Most striking are Scott’s space ships that fly under the banner of ‘Inner Limits.’ The glowing faces of young African-American men and women who seem to have just stepped from the craft surround these vessels. What we are witnessing is their rebirth. These are people that William cares for, those killed by drugs and street violence. His spaceship is the vehicle for bringing those taken from this world back to us for a second life filled with hope and a new reality.

In the exhibition called Alternative Guide to the Universe, at the Hayward Gallery in London, Ralph Rugoff presented artists whose work seeks to change reality. Scott was in good company with others whose numbering systems, scientific investigations and fantasied realties teetered on the edge of invented new worlds. There, Scott’s work ‘invites us to think outside of our conventional categories and ultimately to question our definitions of ‘normal’ art and science’ (Rugoff, 2013).

One must ask if Scott’s paintings fulfil the hope of the artist, if they do in fact change the reality in which he lives. Scott often struggles with reality not changing in accordance with his paintings. Sparkling new housing projects have not been built; those tragically killed from random violence have not come back to life. However, his art has indeed changed his life. From his early years as a child with disabilities in an under-privileged environment, to an adult whose work has now been acquired by the Museum of Modern Art in New York and the Studio Museum of Harlem, one can argue that his method of transforming reality into a more vibrant and wholesome encounter with the world seems to be working.

References
Cardinal R (2009).

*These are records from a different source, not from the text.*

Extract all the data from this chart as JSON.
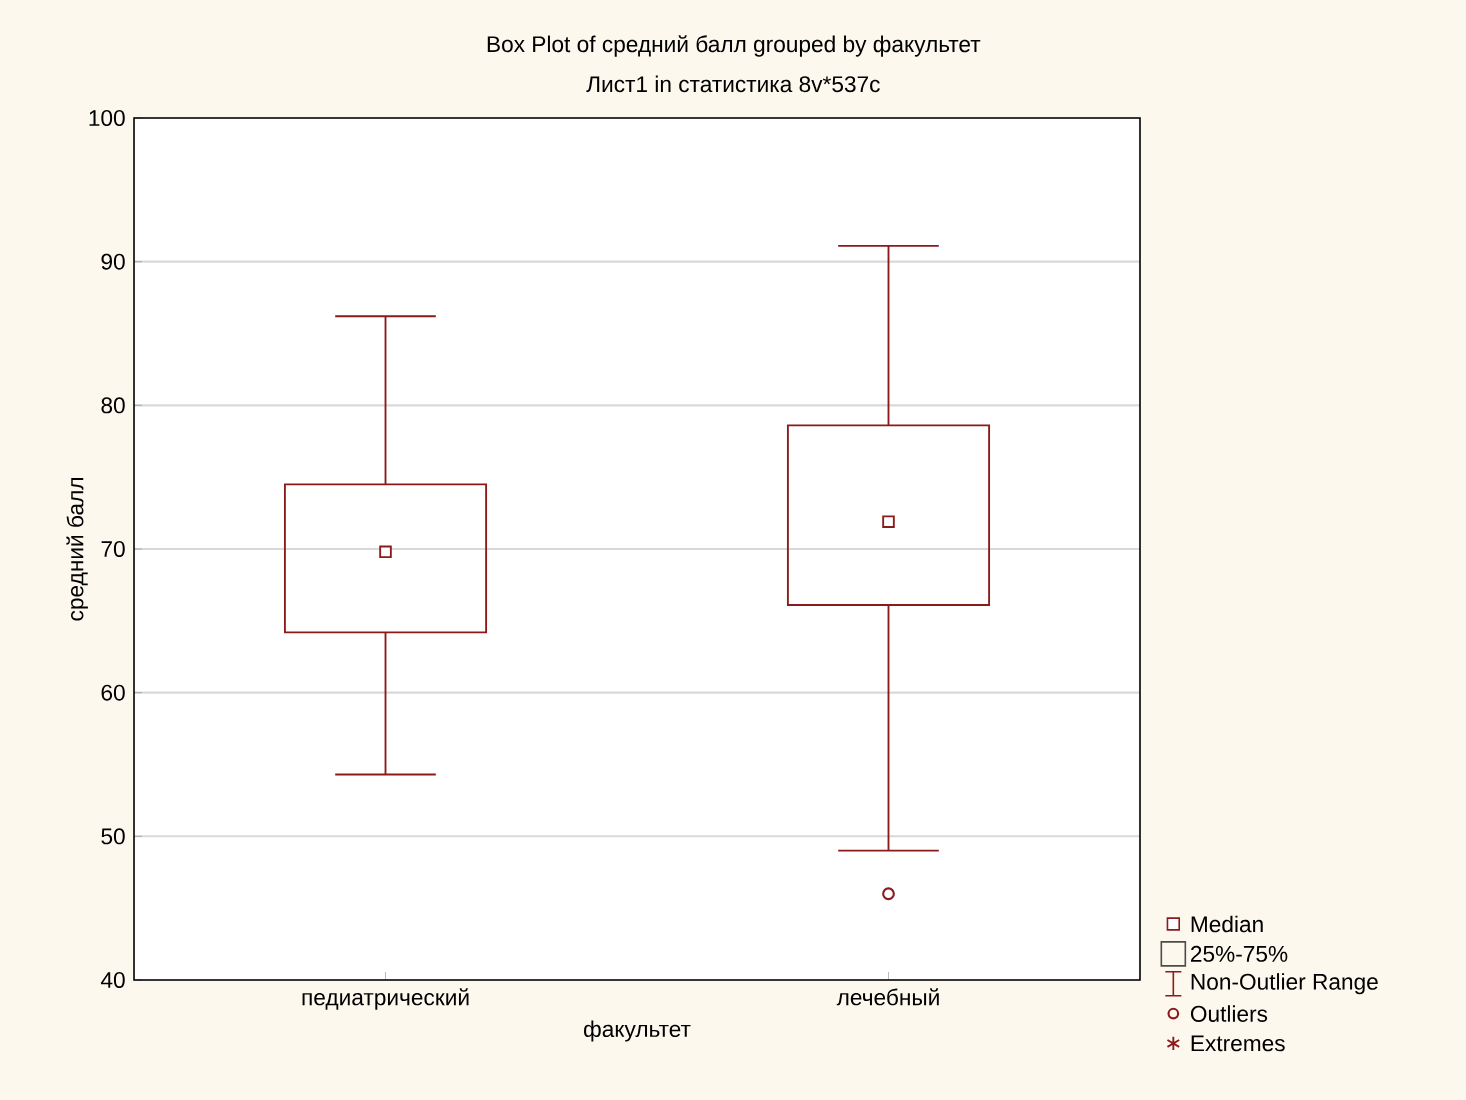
{
  "chart_data": {
    "type": "box",
    "title": "Box Plot of средний балл grouped by факультет",
    "subtitle": "Лист1 in статистика 8v*537c",
    "xlabel": "факультет",
    "ylabel": "средний балл",
    "categories": [
      "педиатрический",
      "лечебный"
    ],
    "color": "#8b1a1a",
    "boxes": [
      {
        "low": 54.3,
        "q1": 64.2,
        "median": 69.8,
        "q3": 74.5,
        "high": 86.2
      },
      {
        "low": 49.0,
        "q1": 66.1,
        "median": 71.9,
        "q3": 78.6,
        "high": 91.1,
        "outliers": [
          46.0
        ]
      }
    ],
    "ylim": [
      40,
      100
    ],
    "yticks": [
      40,
      50,
      60,
      70,
      80,
      90,
      100
    ],
    "grid": "y",
    "annotations": [
      "Median",
      "25%-75%",
      "Non-Outlier Range",
      "Outliers",
      "Extremes"
    ]
  }
}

Outsider Art and the Autistic Creator, Vol. 364, pp. 1459–1466. Philosophical Transactions of the Royal Society, B: London.
Rugoff R (2013). Alternative Guide to the Universe. Hayward Gallery Publishing: London.
Trainor J (2006). Experimental Art, pp. 33–34. Frieze Magazine, London.

About the author
Tom di Maria is Director of the Creative Growth Art Center, Oakland, California since 2000. Creative Growth was founded in the early 1970s and is the world’s oldest and largest art center for people with disabilities in the USA. Today the centre serves over 150 artists with developmental disabilities every week in its spacious art studio and gallery. Under di Maria’s administration Creative Growth gained a high-visibility position in the Contemporary Art scene and an impressive market success. Art pieces from Creative Growth are displayed at the San Francisco Museum of Modern Art; at the Oakland Museum of California; at the Museum of Modern Art, New York; and were recently acquired by Facebook, Christie’s and the Smithsonian. Prior to pushing the boundaries from Outsider Art into Contemporary Art, di Maria was Assistant Director of the Berkeley Art Museum/Pacific Film Archive at UC Berkeley and Executive Director of GLAAD/ San Francisco, and Director the San Francisco International Lesbian & Gay Film Festival. He recently released the new publication The Creative Growth Book (5 Continents Press) and speaks around the world on Creative Growth’s artists and programmes.